Following the independence of India, Katju held many high political positions. Initially he was made the Governor of Orissa from 15 August 1947 to 20 June 1948. He became the Governor of West Bengal on 21 June 1948 and was in office till 31 October 1951. In 1951 he was elected to the Lok Sabha from the Mandsaur constituency, joining the cabinet of Jawaharlal Nehru as Law Minister in 1951. In November 1951 he succeeded C. Rajagopalachari as the country's third Home Minister. In 1955 he was made the Defence Minister. He became the Chief Minister of Madhya Pradesh on 31 January 1957, remaining in office till 11 March 1962. He also held the portfolios for general administration, home, publicity, planning and development, co-ordination and anti-corruption.

==Personal life==
Katju and his wife Rup Kishori had five children together: three sons and two daughters. The eldest son, Shiva Nath Katju, served as a judge at the Allahabad High Court, and after retirement, took up politics and was elected a member of the Uttar Pradesh legislature. Another son, Brahma Nath Katju, rose to serve as chief justice of the same Allahabad High Court.
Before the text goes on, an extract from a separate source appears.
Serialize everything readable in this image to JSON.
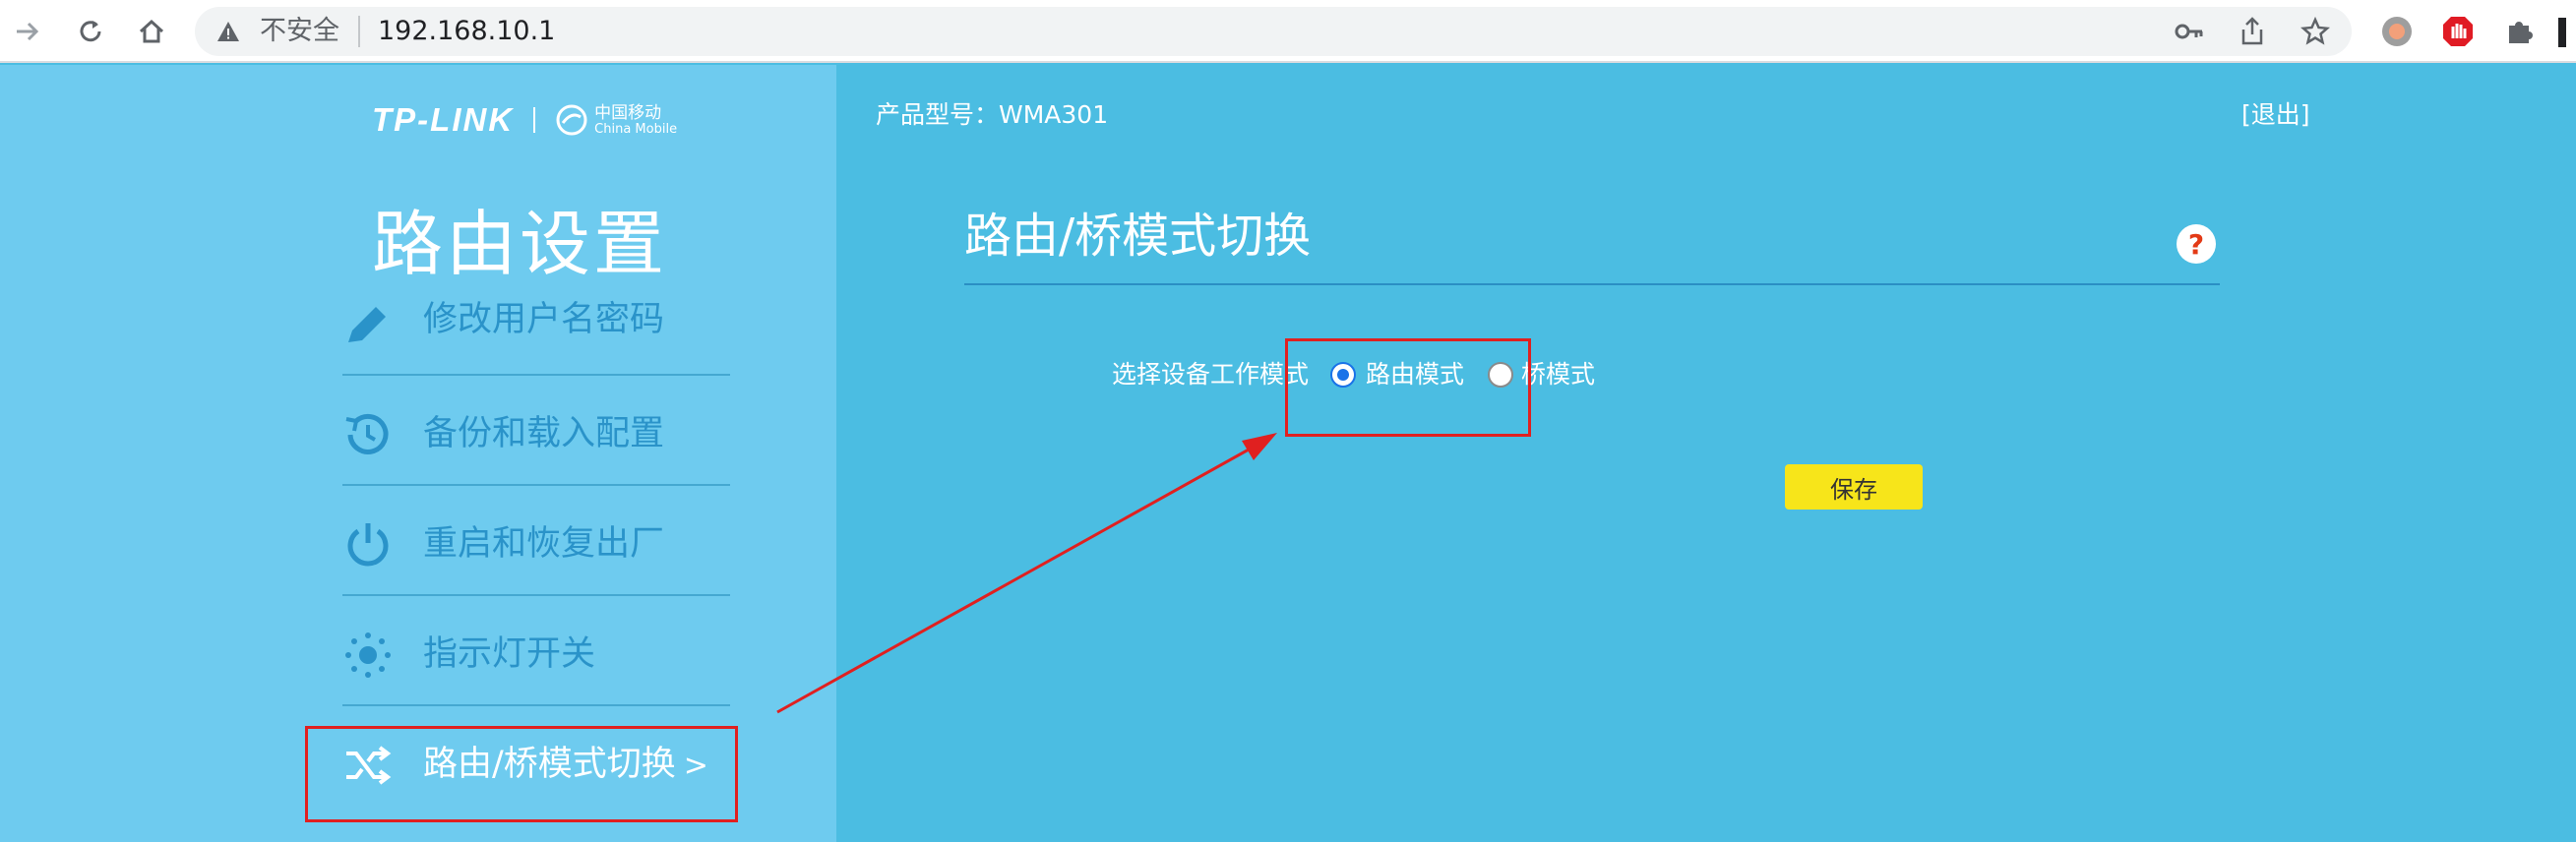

One of his daughters was Saroj Mukherjee. Katju's grandsons have also achieved distinction. His grandson Markandey (son of Shiv Nath) served as a judge in the Supreme Court of India. Another grandson is Vivek Katju, IFS, a retired diplomat who served in several sensitive positions. Tilottama Mukherji, a professor at New York University and first wife of politician and former diplomat Shashi Tharoor, is Katju's grand-daughter (daughter's daughter).

Katju had recovered from a kidney ailment he had suffered in the summer of 1967. After his condition deteriorated in early February 1968, he died at 7:55 p.m. (IST) on 17 February 1968 at his residence in Allahabad. The last rites were performed by son Shiva Nath on the bank of the Ganges the following day.

==Publications==
Dr Kailash Nath Katju wrote many books, some of which are the following::
- Experiments in Advocacy: A Colossus in the Courts of Justice
- The days I remember
- Reminiscences and experiments in advocacy

He also wrote many articles and delivered many memorable speeches, including the following:
- Some Judges and Lawyers whom I knew
- Speech delivered on 27 November 1966, on the occasion of the Golden Jubilee of the High Court Building.

==Founder of National Herald==

He was one of the founders of Associated Journals Ltd. and one of the seven original subscribers of the Memorandum of Association of the company which published National Herald and two other newspapers.